Experts: No Way Did China's Radar Miss Malaysia Jet

Radar along northern arc too robust, analysts say
By Rob Quinn,  Newser Staff
Posted Mar 19, 2014 12:26 AM CDT
Updated Mar 19, 2014 7:53 AM CDT
Experts: No Way Did China Radar Miss Malaysia Jet
Relatives of Chinese passengers aboard the missing Malaysia Airlines Flight MH370 wait for a news briefing held by airline officials.   (AP Photo/Andy Wong)

Momentum seems to be building behind one definitive conclusion: Malaysia Airlines Flight 370 did not follow the northern arc, or so say a growing chorus of sources. China is among the Asian countries searching that huge arc for the plane, and experts say they'd be amazed if it had somehow slipped through the country's radar. While countries along the suspected route are understandably tight-lipped about their air defenses, analysts believe radar systems in China—along with those covering India's tense northern border and around US bases in Afghanistan—are far too robust for an unidentified Boeing 777 to pass through the region undetected, the New York Times finds.

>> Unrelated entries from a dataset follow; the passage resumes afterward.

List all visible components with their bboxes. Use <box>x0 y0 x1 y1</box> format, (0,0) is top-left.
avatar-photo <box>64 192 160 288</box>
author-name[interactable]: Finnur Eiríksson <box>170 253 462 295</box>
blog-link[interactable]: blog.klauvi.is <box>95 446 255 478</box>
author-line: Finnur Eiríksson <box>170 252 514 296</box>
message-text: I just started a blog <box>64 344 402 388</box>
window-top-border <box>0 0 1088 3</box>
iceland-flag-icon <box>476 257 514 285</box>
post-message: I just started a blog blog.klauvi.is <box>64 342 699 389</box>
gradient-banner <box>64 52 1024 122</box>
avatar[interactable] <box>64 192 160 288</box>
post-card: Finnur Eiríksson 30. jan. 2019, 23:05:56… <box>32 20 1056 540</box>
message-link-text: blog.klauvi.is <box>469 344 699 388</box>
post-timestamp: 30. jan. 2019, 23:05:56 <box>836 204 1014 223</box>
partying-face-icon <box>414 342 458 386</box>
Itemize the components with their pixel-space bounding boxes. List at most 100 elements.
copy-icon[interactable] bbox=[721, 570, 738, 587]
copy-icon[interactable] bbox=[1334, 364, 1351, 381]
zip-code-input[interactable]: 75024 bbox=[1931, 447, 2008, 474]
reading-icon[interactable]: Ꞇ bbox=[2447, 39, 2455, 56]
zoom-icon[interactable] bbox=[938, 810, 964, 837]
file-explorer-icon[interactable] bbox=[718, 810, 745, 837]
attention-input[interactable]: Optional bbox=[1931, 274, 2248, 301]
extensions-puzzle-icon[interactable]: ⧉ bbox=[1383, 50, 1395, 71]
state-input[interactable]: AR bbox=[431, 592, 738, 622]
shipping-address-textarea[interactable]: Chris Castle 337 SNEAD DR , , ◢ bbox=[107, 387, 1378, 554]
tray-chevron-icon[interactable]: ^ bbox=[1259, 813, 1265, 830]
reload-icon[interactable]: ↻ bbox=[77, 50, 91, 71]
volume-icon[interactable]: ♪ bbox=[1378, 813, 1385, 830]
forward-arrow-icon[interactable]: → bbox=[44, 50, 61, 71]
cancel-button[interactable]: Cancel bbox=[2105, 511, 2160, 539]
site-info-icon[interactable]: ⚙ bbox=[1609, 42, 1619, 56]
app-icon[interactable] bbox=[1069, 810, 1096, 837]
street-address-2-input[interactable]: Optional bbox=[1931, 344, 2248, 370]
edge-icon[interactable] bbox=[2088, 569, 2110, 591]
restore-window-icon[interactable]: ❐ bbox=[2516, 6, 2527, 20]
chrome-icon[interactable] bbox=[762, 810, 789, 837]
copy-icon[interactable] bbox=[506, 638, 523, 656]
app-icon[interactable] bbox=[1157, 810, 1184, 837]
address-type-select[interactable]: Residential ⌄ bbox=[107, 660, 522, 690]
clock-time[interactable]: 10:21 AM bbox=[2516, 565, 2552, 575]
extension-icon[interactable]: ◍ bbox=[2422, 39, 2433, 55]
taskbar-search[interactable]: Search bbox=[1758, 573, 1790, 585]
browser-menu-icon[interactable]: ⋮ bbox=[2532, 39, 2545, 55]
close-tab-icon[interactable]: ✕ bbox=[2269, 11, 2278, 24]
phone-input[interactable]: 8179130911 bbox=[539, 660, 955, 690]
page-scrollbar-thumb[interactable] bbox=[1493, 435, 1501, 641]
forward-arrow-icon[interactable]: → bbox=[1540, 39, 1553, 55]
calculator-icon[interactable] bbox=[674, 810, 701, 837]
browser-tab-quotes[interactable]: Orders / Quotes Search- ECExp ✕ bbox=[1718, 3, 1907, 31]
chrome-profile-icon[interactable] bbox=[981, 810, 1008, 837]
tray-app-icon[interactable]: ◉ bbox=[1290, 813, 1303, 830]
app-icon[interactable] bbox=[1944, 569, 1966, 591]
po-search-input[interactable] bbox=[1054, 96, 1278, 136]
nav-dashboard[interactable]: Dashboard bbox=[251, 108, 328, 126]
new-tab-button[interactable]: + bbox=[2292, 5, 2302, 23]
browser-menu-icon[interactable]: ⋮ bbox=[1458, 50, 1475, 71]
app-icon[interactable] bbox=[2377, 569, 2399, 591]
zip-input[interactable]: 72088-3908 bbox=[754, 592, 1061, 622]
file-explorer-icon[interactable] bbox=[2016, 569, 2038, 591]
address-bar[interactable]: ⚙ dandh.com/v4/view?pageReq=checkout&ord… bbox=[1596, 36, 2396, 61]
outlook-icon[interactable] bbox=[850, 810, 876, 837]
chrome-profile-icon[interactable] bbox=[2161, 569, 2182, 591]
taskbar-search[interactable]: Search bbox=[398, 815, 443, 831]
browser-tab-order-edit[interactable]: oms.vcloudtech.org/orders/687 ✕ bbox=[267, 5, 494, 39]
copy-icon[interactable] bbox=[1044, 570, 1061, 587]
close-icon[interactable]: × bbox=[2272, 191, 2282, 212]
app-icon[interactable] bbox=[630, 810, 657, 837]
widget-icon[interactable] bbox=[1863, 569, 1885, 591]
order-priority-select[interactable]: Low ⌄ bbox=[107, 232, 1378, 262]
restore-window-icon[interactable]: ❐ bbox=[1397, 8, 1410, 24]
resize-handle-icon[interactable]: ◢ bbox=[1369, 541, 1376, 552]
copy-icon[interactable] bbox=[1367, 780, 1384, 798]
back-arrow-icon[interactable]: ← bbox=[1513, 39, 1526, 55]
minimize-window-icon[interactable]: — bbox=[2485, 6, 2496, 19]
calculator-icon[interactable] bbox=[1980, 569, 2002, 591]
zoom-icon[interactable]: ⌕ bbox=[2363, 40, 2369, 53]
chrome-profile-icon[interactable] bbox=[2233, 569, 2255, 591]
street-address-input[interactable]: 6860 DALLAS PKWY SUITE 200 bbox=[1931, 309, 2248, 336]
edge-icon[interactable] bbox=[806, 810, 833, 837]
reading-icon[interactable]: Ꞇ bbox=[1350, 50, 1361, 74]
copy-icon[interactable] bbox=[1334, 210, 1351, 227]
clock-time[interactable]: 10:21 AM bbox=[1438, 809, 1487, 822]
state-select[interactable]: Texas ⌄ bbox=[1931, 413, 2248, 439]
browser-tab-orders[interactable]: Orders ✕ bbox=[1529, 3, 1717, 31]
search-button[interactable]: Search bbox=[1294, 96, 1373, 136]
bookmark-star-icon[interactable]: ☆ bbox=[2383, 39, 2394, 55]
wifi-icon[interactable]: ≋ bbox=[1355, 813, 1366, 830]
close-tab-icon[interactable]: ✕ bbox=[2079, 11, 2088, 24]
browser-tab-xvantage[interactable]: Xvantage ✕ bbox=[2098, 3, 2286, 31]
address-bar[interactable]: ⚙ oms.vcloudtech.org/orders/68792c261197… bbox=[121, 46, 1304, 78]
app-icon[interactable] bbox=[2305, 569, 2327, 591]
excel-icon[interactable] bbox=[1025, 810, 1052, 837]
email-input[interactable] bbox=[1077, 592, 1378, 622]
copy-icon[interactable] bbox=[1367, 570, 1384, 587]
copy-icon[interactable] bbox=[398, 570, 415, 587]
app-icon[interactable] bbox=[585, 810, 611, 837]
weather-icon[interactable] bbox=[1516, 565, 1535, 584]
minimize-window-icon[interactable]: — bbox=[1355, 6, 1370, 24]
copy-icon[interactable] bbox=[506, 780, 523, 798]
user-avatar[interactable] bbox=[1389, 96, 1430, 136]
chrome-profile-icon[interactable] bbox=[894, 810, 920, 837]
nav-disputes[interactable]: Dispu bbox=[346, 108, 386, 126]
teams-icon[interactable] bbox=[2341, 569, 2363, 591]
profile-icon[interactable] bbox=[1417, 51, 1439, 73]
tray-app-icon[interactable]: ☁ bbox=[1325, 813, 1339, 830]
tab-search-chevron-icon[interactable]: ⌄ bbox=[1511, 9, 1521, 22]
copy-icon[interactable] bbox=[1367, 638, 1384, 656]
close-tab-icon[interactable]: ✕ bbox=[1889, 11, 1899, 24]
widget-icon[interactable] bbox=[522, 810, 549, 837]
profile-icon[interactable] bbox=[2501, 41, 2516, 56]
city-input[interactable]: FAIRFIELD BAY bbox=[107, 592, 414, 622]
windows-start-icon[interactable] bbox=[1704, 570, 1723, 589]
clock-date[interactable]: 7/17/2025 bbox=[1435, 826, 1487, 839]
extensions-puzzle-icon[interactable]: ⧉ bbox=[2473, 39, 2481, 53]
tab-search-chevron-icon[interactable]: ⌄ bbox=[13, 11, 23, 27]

Reuters' source says much the same, and then some: "The working assumption is that it went south, and furthermore that it went to the southern end of that corridor," based on the absence of northern radar data and lack of debris in the initial part of the southern corridor. More:

  • The southern Indian Ocean is "one of the remotest places on Earth and also one of the deepest seas," notes Reuters, diminishing the chances we'll ever find the plane.
  • And the clock is ticking. In 18 days, the batteries that are sending out pings from the box that holds the flight-data and cockpit-voice recorders will likely die, reports CNN.
  • Australia, which is at the helm of the search in the southern part of the southern corridor, has winnowed its search area to 89,000 square nautical miles—about the size of Italy, reports the Times.